The U.S. imports finished clothing from China ($27,368M), Vietnam ($12,219M), Bangladesh ($5401M), Indonesia ($4475M), India ($3,804M), and other countries. These are the countries you are most likely to see on the "Made In..." tags.
(Cutting and sewing fabric into a finished garment)
From there, the garment travels by ship, train, truck, or even airfreight -- often across oceans and borders -- to wholesalers, retailers, and ultimately to you. The top global clothing exporters are China (31.3%), EU (28.4%), Bangladesh (6.4%),Vietnam (6.2%), India (3.3%), and Turkey (3.1%) -- and the fastest growing clothing exporters are Vietnam (15% growth from 2010-2018), Cambodia (13%), and Bangladesh (10%). The EU and U.S. are the largest importers at 38.4% and 17.4% of global clothing imports, respectively.
5. Using/cleaning your clothes
In the U.S., 82% of us wash our clothes using a washing machine and dryer, and 53% of Americans average 2-6 loads per week. While there is no good data on the frequency of washing individual pieces, we can estimate that items are washed after every 1-5 wears.
6. Reusing or disposing of garments
After several months or years, the garment will become old or worn, or the style won’t suit you anymore, so you will eventually donate it, resell it, recycle it, or trash it. We already know that Americans produced nearly 12,800,000 tons of clothing waste in 2017.
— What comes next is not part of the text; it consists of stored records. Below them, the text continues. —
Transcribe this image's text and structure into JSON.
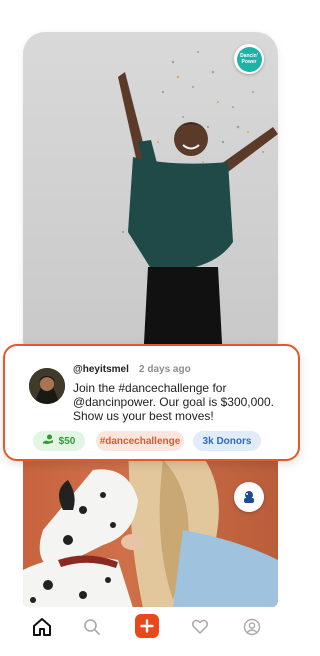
{
  "top_post": {
    "image": "woman-dancing-confetti",
    "org_badge": {
      "line1": "Dancin'",
      "line2": "Power"
    }
  },
  "info_card": {
    "username": "@heyitsmel",
    "time": "2 days ago",
    "text": "Join the #dancechallenge for @dancinpower. Our goal is $300,000. Show us your best moves!",
    "tags": {
      "donation": "$50",
      "hashtag": "#dancechallenge",
      "donors": "3k Donors"
    },
    "donation_icon": "hand-money-icon"
  },
  "bottom_post": {
    "image": "woman-with-dalmatian",
    "org_badge_icon": "dog-charity-logo"
  },
  "nav": {
    "items": [
      "home-icon",
      "search-icon",
      "add-icon",
      "heart-icon",
      "profile-icon"
    ],
    "active": "home-icon"
  },
  "colors": {
    "accent": "#e2592a",
    "add_button": "#e8481c",
    "money_pill": "#e3f5e3",
    "donors_pill": "#e1ecf9",
    "badge_teal": "#1fb3a8"
  }
}
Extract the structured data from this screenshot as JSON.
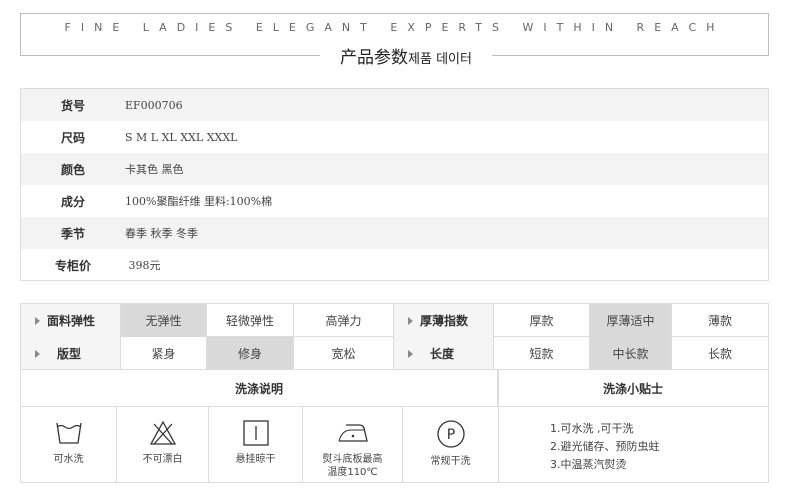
{
  "header": {
    "tagline": "FINE LADIES ELEGANT EXPERTS WITHIN REACH",
    "title_cn": "产品参数",
    "title_kr": "제품 데이터"
  },
  "params": [
    {
      "label": "货号",
      "value": "EF000706"
    },
    {
      "label": "尺码",
      "value": "S M L XL XXL XXXL"
    },
    {
      "label": "颜色",
      "value": "卡其色 黑色"
    },
    {
      "label": "成分",
      "value": "100%聚酯纤维  里料:100%棉"
    },
    {
      "label": "季节",
      "value": "春季 秋季 冬季"
    },
    {
      "label": "专柜价",
      "value": " 398元"
    }
  ],
  "attributes": {
    "row1": {
      "cat1": "面料弹性",
      "opts1": [
        "无弹性",
        "轻微弹性",
        "高弹力"
      ],
      "cat2": "厚薄指数",
      "opts2": [
        "厚款",
        "厚薄适中",
        "薄款"
      ]
    },
    "row2": {
      "cat1": "版型",
      "opts1": [
        "紧身",
        "修身",
        "宽松"
      ],
      "cat2": "长度",
      "opts2": [
        "短款",
        "中长款",
        "长款"
      ]
    }
  },
  "wash": {
    "instructions_title": "洗涤说明",
    "tips_title": "洗涤小贴士",
    "icons": [
      {
        "icon": "hand-wash-icon",
        "label": "可水洗"
      },
      {
        "icon": "no-bleach-icon",
        "label": "不可漂白"
      },
      {
        "icon": "hang-dry-icon",
        "label": "悬挂晾干"
      },
      {
        "icon": "iron-icon",
        "label": "熨斗底板最高",
        "label2": "温度110℃"
      },
      {
        "icon": "dry-clean-icon",
        "label": "常规干洗"
      }
    ],
    "tips": [
      "1.可水洗 ,可干洗",
      "2.避光储存、预防虫蛀",
      "3.中温蒸汽熨烫"
    ]
  }
}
And that’s the life of a garment.
If you want in-depth learning about the lifecycle of garments, I suggest watching this six-minute TEDx animation on the lifecycle of a t-shirt or even taking this Coursera class from the Museum of Modern Art.
Over the next several weeks, I will write about the topics of importance to you, including the environmental impacts of each lifecycle stage, the ethical considerations for producing and buying a garment, and what you should look out for when you're shopping for clothes.